The Violence and Villains of Little Orphan Annie
The Haunted House sequence with Mr. Mack is really the first
story in which Gray makes strong use of intrigue and suspense.
Annie seems as if she is constantly looking over her shoulder, and
with good reason. Mack, we assume, is a ruthless murderer and head
of a ring of gangsters. Gray set up a vigilantly watchful mood
through Annie, who seems to be the only person who suspects Mr.

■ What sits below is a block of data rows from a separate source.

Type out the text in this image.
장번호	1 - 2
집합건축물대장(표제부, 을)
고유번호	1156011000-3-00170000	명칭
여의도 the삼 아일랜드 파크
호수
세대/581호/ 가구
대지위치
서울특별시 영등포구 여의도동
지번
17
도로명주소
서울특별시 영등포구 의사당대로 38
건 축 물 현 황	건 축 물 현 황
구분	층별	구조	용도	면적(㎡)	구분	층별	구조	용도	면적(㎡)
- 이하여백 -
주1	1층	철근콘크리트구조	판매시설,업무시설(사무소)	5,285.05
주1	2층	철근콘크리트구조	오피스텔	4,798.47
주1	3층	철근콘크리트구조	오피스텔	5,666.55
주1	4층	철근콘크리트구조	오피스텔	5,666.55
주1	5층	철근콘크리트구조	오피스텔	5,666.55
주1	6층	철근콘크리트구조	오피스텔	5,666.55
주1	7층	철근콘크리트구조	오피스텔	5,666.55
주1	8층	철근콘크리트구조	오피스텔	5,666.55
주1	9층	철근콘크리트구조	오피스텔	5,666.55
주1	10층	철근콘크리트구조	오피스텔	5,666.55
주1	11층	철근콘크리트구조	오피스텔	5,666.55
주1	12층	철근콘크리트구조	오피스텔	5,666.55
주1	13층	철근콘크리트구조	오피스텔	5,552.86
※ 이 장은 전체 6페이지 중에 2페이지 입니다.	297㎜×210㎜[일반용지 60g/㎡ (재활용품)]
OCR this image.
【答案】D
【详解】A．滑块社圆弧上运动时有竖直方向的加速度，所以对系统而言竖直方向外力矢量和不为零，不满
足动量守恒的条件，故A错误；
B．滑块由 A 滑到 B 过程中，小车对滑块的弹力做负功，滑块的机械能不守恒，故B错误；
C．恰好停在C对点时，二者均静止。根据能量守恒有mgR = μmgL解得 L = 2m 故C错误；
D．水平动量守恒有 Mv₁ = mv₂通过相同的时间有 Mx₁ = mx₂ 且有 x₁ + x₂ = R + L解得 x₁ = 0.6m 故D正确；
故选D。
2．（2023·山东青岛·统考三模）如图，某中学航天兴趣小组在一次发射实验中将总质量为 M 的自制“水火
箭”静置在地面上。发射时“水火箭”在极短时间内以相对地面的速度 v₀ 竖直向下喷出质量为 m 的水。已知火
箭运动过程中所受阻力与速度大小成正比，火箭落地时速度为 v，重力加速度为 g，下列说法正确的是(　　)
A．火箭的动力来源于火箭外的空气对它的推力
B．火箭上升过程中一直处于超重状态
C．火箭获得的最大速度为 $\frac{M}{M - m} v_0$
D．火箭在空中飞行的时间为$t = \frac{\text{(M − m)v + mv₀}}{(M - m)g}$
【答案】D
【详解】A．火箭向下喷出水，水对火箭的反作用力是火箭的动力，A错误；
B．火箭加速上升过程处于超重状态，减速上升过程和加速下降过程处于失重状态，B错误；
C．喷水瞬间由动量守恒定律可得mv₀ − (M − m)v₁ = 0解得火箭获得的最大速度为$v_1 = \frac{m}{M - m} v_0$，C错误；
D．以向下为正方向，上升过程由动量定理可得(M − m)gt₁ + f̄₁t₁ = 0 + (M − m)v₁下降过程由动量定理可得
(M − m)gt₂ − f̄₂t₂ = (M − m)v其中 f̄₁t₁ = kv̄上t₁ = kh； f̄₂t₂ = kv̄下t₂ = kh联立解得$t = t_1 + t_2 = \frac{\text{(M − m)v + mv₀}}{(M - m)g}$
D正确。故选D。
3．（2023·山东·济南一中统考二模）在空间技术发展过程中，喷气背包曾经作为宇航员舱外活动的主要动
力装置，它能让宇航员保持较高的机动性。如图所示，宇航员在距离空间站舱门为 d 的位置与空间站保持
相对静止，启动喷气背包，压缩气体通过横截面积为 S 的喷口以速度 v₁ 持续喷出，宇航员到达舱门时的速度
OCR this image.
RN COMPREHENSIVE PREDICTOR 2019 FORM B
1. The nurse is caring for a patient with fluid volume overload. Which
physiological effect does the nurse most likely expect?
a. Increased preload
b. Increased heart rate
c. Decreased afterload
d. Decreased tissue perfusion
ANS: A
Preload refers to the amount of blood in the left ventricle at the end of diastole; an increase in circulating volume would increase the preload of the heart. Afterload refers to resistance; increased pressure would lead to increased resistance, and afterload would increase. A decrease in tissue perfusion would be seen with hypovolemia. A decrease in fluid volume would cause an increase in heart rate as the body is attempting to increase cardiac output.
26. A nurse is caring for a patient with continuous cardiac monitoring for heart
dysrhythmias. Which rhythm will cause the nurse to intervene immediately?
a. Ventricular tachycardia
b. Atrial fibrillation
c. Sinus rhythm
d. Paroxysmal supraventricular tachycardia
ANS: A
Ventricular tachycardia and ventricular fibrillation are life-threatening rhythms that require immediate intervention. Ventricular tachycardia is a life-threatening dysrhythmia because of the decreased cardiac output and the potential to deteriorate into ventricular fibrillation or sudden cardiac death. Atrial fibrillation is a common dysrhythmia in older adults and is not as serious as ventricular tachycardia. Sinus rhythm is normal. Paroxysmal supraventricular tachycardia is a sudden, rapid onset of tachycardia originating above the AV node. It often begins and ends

Mack. It is her suspicions which create our suspicions. Though Gray
permits the reader to see more than Annie can, he nonetheless
maintains our interest as he makes us the voyeur, watching Annie
watching Mr. Mack, who in turn watches Annie. It is as if we, the
reader, are given our own tree or wall to hide behind, allowing us
to watch all of the action.
This is the first story in which Gray portrays the general populace
as gullible fools who are easily won over by the villain. One good
deed seems to be enough to wipe out any suspicions by "simple town
folk." If that villain happens to have money, suspicions never seem
to arise at all, until the end of the story when the villain is
caught or killed. Annie always knows when a villain is a villain,
and the reader always knows when a villain is a villain. But the
simple town folk? They never seem to get it. In the beginning of
a story such as the Haunted House sequence, the town folk
praise the villainous character to the heavens, only to become "I
told you so'ers" by the story's end. This device gave Annie and
Gray a great foil to work against, in terms of rationalizing
someone's behavior. The townspeople became the sounding board for
Annie to bounce her thoughts and ideas off of. Gray's own message
about the fickle general public came out loud and clear.